Campbell-pascall still inspiring players
A young Cassie Campbellpascall didn’t have a women’s hockey team she could aspire to play for.
An all-girls’ minor team were few and far between.
And there certainly wasn’t an event she could attend like Scotiabank Girls Hockeyfest.
“I went to the Eddie Shack hockey school. My friend and I were the only girls,” Campbell-pascall recalled with a laugh.
“You go to hockey schools and it was predominantly boys and that's just what I knew. It has changed so much now. I used to have to do hockey schools with boys and now girls have the option. I think that’s important to help develop and grow them as individuals.”
The three-time Olympian and hockey legend turned Sportsnet broadcaster turned special advisor to the Professional Women’s Hockey League was the special guest at the Halifax stop of the Girls Hockeyfest at Scotiabank Centre on Sunday.
Over 250 female hockey players aged seven to 16 attended the all-day event. They participated in on-ice drills, off-ice activities and classroom sessions, all under the watchful eye of one of the best hockey players Canada has ever produced.
Since its inception in 2006, the initiative has welcomed over 17,000 female youth hockey players at Girls Hockeyfests across the country, according to a news release. Campbell-pascall has been involved since Day 1.
“I remember when it first started and we struggled to get enough kids,” said the 50-year-old Campbell-pascall. “We were just trying to introduce girls to the game. Girls from ringette were coming over and first-time players and a few girls who were playing boys’ hockey.
“For 18 years, we have travelled all over the country and watched it grow. I still have kids who come up to me and say, ‘I did the Scotiabank Girls Hockeyfest like 10 years ago.’ Unfortunately now we are turning kids away. There are so many young girls playing the game. It’s been amazing. It’s an opportunity for these girls to play on the same ice as the Halifax Mooseheads.
We’ve done it in NHL buildings across the country. We were just in Edmonton and that’s where Connor Mcdavid plays. It’s a pretty special moment for them.
“I’ve been fortunate to work with different companies and done different things but the longevity of this program and the impact it has is the one I’m truly most proud of.”
Emmy Rankin of Dartmouth was excited to be on the ice with Campbell-pascall. The eight-year-old skated with Campbell-pascall over to the players’ bench where Emmy’s dad was watching so she could get a photo with the Order of Canada and Canada Sports Hall of Fame member.

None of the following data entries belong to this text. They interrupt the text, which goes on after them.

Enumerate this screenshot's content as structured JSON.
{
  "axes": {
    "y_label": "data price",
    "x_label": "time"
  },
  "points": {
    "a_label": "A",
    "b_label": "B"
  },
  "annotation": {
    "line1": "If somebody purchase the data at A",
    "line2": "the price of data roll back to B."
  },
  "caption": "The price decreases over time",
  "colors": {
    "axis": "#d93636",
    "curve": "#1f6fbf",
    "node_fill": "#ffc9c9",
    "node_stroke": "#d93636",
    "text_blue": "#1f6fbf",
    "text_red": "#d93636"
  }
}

“It was really fun,” Emmy said of her first Hockeyfest. “I liked playing keep away with the puck and I learned how to pass the puck between the defence.
“She’s a good instructor. She told us that each game it’s a tradition to go in the circle and say a good thing about the day. I liked that.”
When she was a kid, Campbell-pascall and her brothers would spend many summers in P.E.I. where her grandmother lived.
Nowadays, she returns to the Island where her 13-yearold daughter Brooke attends the Andrews Hockey Growth Programs. It was Campbellpascall who helped start the women’s program at the renowned hockey school.
“I remember my brother would get to go to the Andrews hockey school but I couldn’t go,” she said. “So, after my first Olympics (the 1998 Nagano Games), I helped them start their first women’s program. It was a full-circle moment for me because it was a hockey school that I wanted to participate in and now my daughter goes every time we're in P.E.I.”
Campbell-pascall, who captained Canada to gold-medal victories at the 2002 Olympics in Salt Lake City and four years later in Turin, Italy, stepped away from broadcasting in December to join the fledgling PWHL, the six-team league which launched on Jan. 1. The league’s inaugural game, New York at Toronto on New Year’s Day, reached 2.9 million Canadian television viewers.
Five days later, 13,316 fans attended a Montreal-minnesota game at Xcel Energy Center in St. Paul, Minn. On Feb. 16, the league’s first game at Scotiabank Arena in Toronto drew a record crowd of 19,285.
Campbell-pascall said the attendance and viewership numbers provide an early glimpse of the PWHL’S potential.
“I really think we’re going to have a huge growth in the game in North America,” she said. “And I think we’re going to see an influx of European players come over next year, now that they know this league is legit.
“People are watching and you hope a lot of those people are young kids, boys and girls. It’s an opportunity for them to see their heroes on a full-time basis, something we never had before.
“The game is just going to continue to grow in every province and every territory and around the world.”